The trap can occur in the frequent situation where the employer has to make adjustments to an employee’s pay after the employer has already made a payment and corresponding remittance to the CRA. For example, if you discover that you overpaid an employee, you may void the employee’s paycheque and issue a new one. You must record these changes in your payroll register and GL. One mistake payroll managers make is failing to carry forward such adjustments in pay to both source deduction remittances and the GL. Consequently, at year’s end, the CRA statements and GL don’t match the amounts shown on the payroll register.

Example

Company A pays an employee $1,000 a week. On Jan. 15, the Company sends the employee a paycheque without realizing that she took an unpaid vacation day during the week. After making the CRA remittance and posting to the GL, Company A discovers the error. So it voids the cheque and issues a new one for the correct amount. The voided and reissued cheques are noted in the payroll register. But the remittance to CRA isn’t corrected and the GL isn’t updated.

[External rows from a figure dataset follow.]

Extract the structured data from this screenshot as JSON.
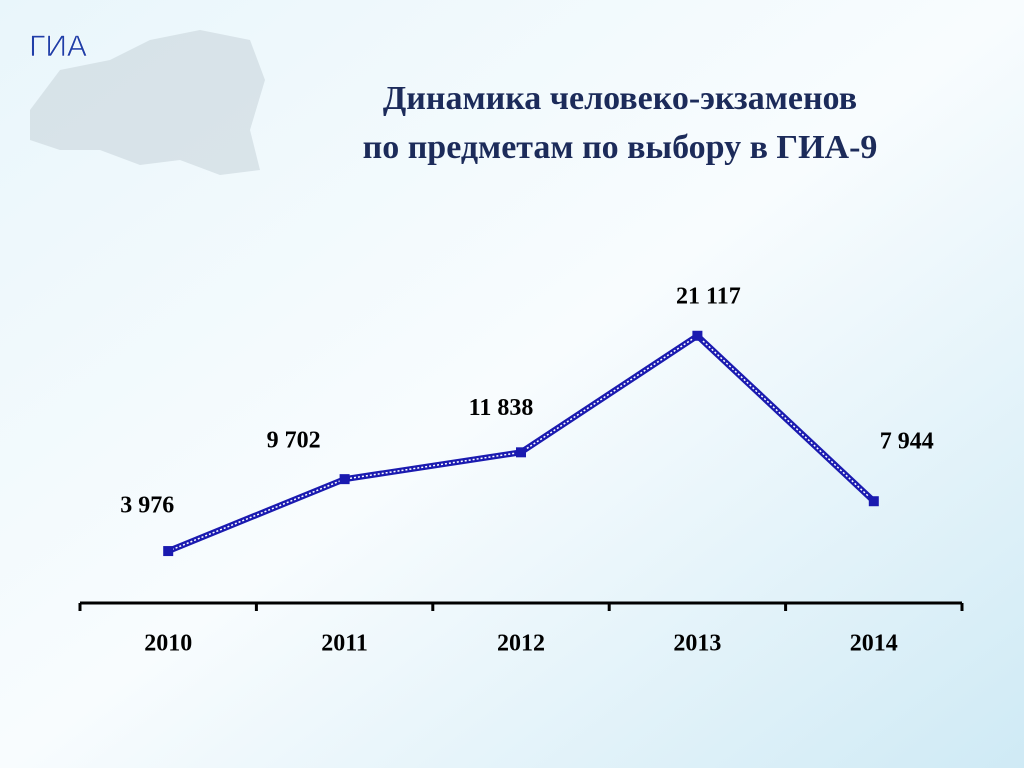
{
  "logo": "ГИА",
  "chart_data": {
    "type": "line",
    "title": [
      "Динамика человеко-экзаменов",
      "по предметам по выбору в ГИА-9"
    ],
    "categories": [
      "2010",
      "2011",
      "2012",
      "2013",
      "2014"
    ],
    "values": [
      3976,
      9702,
      11838,
      21117,
      7944
    ],
    "value_labels": [
      "3 976",
      "9 702",
      "11 838",
      "21 117",
      "7 944"
    ],
    "color": "#1a1ab0",
    "ylim": [
      0,
      25000
    ]
  }
}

Consequently, the register figure is higher than the CRA and GL figures at year’s end.

The Solution

When you adjust an employee’s payment after a paycheque has been reissued, be sure to take the following four steps:

  • Step 1: Make sure the corrected gross and net amounts are reflected in the payroll system YTD;
  • Step 2: Reprint the payroll register for the period so that you have an updated document reflecting the change;
  • Step 3: Document the change on your GL; and
  • Step 4: Adjust your remittances to CRA accordingly.